Full factorial design of experiments for boron removal from solutions by Purolite S 108 resin converted to hydroxyl form

Abstract

In this study, boron removal from synthetic solutions using Purolite S 108 resin converted to hydroxyl form was investigated. Experiments were carried out in batch mode as a function of pH (4-10), concentration (50-500 mg/L), and resin-to-solution ratio (1-2.5 g/50 mL). Optimum pH value was determined as 10 and exchange capacity increased with increasing concentration. Boron exchange capacity of the resin increased at low solid-to-solution ratios. A 2(3) full factorial experimental design was applied to determine the optimum values and degree of importance of parameters.

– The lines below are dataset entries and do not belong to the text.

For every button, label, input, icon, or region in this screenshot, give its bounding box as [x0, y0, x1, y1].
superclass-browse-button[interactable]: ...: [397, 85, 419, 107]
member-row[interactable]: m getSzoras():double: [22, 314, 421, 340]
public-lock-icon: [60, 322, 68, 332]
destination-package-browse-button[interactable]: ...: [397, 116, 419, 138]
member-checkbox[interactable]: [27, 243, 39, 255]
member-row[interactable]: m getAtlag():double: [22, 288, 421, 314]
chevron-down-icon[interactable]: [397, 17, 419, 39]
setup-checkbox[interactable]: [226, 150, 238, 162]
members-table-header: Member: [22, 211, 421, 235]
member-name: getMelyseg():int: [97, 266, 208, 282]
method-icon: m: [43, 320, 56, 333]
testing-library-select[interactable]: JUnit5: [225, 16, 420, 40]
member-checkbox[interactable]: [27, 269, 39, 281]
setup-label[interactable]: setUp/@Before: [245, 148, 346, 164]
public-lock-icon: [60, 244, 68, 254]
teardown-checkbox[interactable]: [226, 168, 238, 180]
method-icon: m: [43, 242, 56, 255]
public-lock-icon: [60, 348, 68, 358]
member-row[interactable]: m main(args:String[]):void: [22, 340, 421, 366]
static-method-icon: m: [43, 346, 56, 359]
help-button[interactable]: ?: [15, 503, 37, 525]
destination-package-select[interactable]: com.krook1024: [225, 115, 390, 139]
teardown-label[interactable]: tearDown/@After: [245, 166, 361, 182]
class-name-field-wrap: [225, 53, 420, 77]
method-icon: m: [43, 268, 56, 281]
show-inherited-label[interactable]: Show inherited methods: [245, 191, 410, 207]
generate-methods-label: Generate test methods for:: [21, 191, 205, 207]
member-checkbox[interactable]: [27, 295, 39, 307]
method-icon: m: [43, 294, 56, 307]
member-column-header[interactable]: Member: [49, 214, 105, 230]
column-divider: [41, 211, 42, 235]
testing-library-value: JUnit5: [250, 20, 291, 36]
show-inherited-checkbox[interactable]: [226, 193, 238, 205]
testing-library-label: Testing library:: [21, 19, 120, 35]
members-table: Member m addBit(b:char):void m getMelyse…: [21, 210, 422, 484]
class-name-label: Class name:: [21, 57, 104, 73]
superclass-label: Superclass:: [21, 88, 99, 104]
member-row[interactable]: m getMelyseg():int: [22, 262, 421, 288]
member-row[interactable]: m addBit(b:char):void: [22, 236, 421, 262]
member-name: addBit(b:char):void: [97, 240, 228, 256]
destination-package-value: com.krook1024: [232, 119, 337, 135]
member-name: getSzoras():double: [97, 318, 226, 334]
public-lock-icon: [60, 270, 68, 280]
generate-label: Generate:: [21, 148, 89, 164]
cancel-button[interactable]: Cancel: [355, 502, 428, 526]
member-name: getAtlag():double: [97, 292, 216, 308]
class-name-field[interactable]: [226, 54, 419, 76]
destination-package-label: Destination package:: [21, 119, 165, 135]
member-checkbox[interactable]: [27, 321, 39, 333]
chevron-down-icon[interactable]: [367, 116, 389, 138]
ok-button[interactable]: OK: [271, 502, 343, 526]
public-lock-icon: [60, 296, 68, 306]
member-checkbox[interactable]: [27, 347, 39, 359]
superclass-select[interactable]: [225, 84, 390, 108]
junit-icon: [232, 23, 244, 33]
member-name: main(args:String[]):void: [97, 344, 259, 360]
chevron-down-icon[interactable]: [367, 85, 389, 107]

The low (1) and high (2) levels of the parameters were 3 and 7 for pH, 500 and 1,000 mg/L for concentration, and 1 and 2 g/50 mL for solid-to-solution ratio, respectively. The optimization of the parameters was done by interpretation of cube plot and Pareto chart. At 87% confidence level, the importance sequence of parameters and their interaction were as follows: concentration, pH-concentration interaction, and pH had positive effect on capacity. Solid amount, pH-solid amount, and concentration-solid amount interactions had negative effect on the capacity. Maximum capacity was calculated to be 25.5 mg/g. The kinetic data fitted to the pseudo-second-order model and rate controlling steps were liquid film and ash layer diffusion.